Ao contrário do cinema que nasceu mudo, a televisão já nasceu a falar. E não dizia só papá, mamã, não quero sopa…
Início do cinema sonoro (1927)

Logo de início, a TV dizia tudo o que a deixassem dizer. De resto, era da rádio, da tecnologia da rádio, que lhe vinha a principal qualidade – a capacidade de se difundir pelo ar através de ondas electromagnéticas.

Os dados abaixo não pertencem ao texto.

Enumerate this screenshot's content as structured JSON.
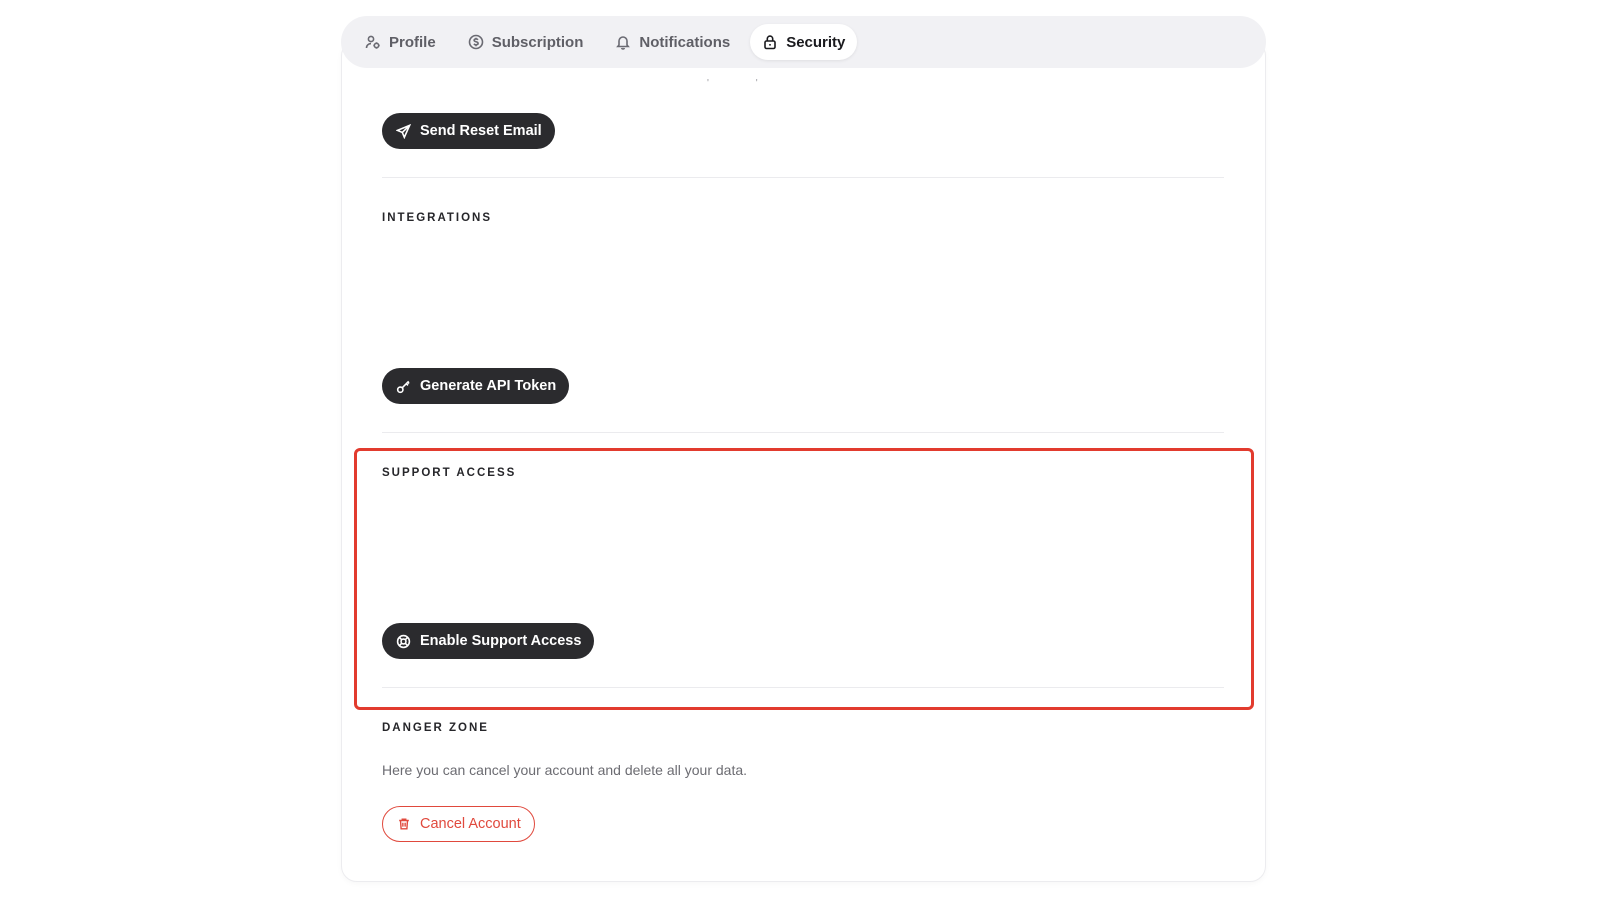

Mas o fascínio era, naturalmente, a transmissão de imagens, a "visão à distância" que a palavra tele-visão exprime. Daí que o som ficasse sempre com o estatuto de parente pobre da família áudio-visual. Já era assim com o cinema, em que o microfone reclamava a sua aproximação aos actores e a câmara protestava porque o dito aparelho de som se intrometia no plano quando não era simplesmente a sua sombra – e aqui a guerra com a câmara estendia-se aos projectores de luz. Operador de câmara, operador de áudio e iluminador viviam e vivem esta luta pela conquista de território, desde os primórdios deste mundo tecnológico.

Recordo um episódio… bizarro que se passou ainda no tempo em que a Televisão funcionava sem gravação (*) de imagem – ou transmitia em directo ou registava em filme. No caso, tratava-se de filmar uma conferência dada por um eminente estrangeiro que para o efeito estaria em Portugal. Coisa imperdível, portanto, em que a RTP não podia deixar de “estar presente”. E levou dois operadores de imagem, não um só, além do operador de som.

Chegados ao local, a realizadora combinou discretamente com os operadores de imagem a posição de cada um. Os restantes membros da equipa situaram-se de acordo com as funções que tinham a desempenhar e com a preocupação de não perturbar a sessão. Tudo normal, portanto.

Quando a realizadora achou por bem parar as filmagens, mandou recolher discretamente a equipa para um canto a fim de preparar a saída. Foi então que o operador de som lhe perguntou: « Já vamos embora?». Ela respondeu que sim, que já tinha a parte da conferência que interessava para o programa. Então o operador perguntou com a voz cândida de um inocente: «E não precisas de som?».

Só então nos demos conta, todos, de que ela não teve com o operador de som o mesmo cuidado que teve com “os câmaras” e que isso resultara num desastre para aquela reportagem irrepetível. Mais que isso, aprendemos todos – se o não sabíamos antes – que a obsessão pela imagem pode levar à destruição do que realmente importa.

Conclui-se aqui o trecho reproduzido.